Diduga oknum kepala suku, dan oknum-oknum lainnya, telah memberikan keterangan palsu, sehingga BPN Kota Jayapura mengeluarkan sertifikat tanah untuk Sinode GKI Di Tanah Papua, dengan memasukkan tanah milik Gunawan Suadisurya.

“Kami duga, ada keterlibatan Kepala BPN Kota Jayapura periode sebelumnya dalam kasus ini, berinisial RW. Sebab sertifikat Sinode GKI dikeluarkan saat ia menjabat,” ujarnya.

Yulianto menjelaskan, dicabutnya sertifikat tanah milik Sinode GKI Di Tanah Papua, membuat lembaga keagamaan itu tidak lagi memiliki keabsahan atas semua luas tanah yang tertera dalam sertifikat kepemilikannya.

“Ini secara keseluruhan sertifikat Sinode GKI itu gugur, karena luas tanah 2.173 m2 milik klien kami, sudah dimasukkan dalam sertifikat tanah bangunan kantor Sinode GKI,” ucapnya.

“Sejak dua tahun lalu kami sudah berjuang. Sejak awal kami duga ada manipuasi data dan keterangan palsu, sehingga ada penambahan luas tanah di sertifikat Sinode GKI Di Tanah Papua, yang dikeluarkan BPN Kota Jayapura saat itu.”

Yulianto mengatakan, sertifikat tanah seluas 2.173 m2 milik kliennya itu sudah ada sekitar 20 tahun silam. Sertifikat dua bidang tanah itu, yakni Serifikat Hak Milik Nomor :00542/Argapura seluas 657 m2 dan Sertifikat Hak Milik Nomor : 00543/Argapura seluas 1.516 m2.

Katanya, kalau saja sertifikat kliennya tidak sah, tentu Kanwil BPN Provinsi Papua juga akan mencabutnya. Namun, Kanwil BPN Provinsi Papua hanya mencabut sertifikat milik Sinode GKI Di Tanah Papua, yang dikeluarkan BPN Kota Jayapura beberapa tahun lalu.

“Kalau saja tidak benar, sertifikat klien kami juga pasti dicabut. Kan tidak mungkin ada dua sertifikat di satu bidang tanah. Kami apresiasi Kanwil BPN Provinsi Papua, yang berani dan tegas mengambil keputusan ini,” kata Yulianto.

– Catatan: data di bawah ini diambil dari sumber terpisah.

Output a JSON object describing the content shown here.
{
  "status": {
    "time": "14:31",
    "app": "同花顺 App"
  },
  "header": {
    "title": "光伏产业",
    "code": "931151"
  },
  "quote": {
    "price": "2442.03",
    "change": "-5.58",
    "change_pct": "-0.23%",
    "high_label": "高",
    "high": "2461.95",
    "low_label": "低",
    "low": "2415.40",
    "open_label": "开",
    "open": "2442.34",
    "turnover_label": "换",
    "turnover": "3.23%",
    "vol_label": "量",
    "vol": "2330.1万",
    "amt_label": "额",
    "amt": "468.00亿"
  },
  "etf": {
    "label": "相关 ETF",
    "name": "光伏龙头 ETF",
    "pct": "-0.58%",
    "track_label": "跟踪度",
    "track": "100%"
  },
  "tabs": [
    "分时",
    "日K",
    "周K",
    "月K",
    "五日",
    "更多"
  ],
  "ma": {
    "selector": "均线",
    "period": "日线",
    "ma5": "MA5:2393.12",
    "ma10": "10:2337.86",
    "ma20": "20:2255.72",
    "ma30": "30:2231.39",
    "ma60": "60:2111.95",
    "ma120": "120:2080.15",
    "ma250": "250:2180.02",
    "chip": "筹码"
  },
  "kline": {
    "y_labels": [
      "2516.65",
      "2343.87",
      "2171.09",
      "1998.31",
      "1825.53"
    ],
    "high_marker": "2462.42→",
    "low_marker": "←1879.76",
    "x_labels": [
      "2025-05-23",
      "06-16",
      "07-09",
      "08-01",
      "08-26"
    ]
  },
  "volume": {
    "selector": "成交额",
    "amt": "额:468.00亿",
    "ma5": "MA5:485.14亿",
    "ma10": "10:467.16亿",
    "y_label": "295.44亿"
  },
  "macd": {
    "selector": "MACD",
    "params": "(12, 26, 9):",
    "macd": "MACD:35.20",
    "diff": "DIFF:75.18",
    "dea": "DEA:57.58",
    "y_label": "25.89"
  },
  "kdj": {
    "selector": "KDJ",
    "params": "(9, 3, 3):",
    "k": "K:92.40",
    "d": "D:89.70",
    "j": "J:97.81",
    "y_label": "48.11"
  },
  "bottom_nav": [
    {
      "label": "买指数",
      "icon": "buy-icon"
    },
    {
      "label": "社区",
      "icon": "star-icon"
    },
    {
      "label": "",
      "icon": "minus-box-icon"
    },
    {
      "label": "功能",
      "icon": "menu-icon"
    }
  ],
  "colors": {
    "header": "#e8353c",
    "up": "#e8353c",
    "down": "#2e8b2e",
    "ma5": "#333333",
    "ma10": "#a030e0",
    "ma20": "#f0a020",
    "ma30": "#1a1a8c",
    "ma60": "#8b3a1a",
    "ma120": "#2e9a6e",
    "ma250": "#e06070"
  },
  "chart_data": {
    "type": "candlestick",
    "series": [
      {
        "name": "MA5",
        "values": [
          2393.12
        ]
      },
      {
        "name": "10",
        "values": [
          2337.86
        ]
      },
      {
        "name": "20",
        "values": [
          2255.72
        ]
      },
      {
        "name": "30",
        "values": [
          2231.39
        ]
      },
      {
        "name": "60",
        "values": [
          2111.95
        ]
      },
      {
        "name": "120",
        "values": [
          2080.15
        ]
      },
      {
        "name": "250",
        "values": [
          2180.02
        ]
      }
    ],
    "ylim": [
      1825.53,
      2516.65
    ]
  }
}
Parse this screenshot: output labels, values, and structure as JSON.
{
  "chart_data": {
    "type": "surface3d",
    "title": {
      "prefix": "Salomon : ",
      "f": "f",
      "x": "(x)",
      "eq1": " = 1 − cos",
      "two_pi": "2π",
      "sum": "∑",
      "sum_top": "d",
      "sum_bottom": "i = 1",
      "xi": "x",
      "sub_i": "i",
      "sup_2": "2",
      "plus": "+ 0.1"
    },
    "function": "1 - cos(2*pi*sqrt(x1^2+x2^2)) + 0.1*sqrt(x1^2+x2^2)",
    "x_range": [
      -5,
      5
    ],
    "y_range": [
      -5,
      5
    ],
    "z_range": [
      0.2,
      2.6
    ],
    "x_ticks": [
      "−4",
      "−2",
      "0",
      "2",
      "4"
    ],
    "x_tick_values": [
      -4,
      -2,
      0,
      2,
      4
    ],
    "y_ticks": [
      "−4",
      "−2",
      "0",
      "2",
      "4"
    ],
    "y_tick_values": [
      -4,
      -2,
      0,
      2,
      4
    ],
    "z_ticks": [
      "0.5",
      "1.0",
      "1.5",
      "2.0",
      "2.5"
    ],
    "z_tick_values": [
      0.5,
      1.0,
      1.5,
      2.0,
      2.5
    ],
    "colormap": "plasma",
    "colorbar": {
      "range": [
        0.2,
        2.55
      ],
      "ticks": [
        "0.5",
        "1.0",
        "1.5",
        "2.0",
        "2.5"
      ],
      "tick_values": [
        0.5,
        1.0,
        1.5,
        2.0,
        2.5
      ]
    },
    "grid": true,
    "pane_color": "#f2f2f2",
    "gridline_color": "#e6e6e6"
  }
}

Ia menambahkan, momentum ini bisa menjadi pintu masuk membongkar dugaan keberadaan mafia-mafia tanah yang selama di Kota Jayapura, dan Papua pada umumnya.

Sebab selama ini, banyak warga yang dirugikan dan kehilangan hak-hak atas tanahnya karena dugaan adanya mafia tanah. Untuk itulah, Polda Papua didesak segera menindaklanjuti pencabutan sertifikat ini.

“Sebab, ini juga momentum pas bagi polisi membongkar kasus mafia tanah dan semua pihak yang terlibat dalam kasus ini. Kasus klien kami ini, sudah sampai ke Kejaksaan Agung, Mabes Polri, dan Kementrian ATR/BPN. Kasus ini dalam pantauan para pihak itu,” tandasnya.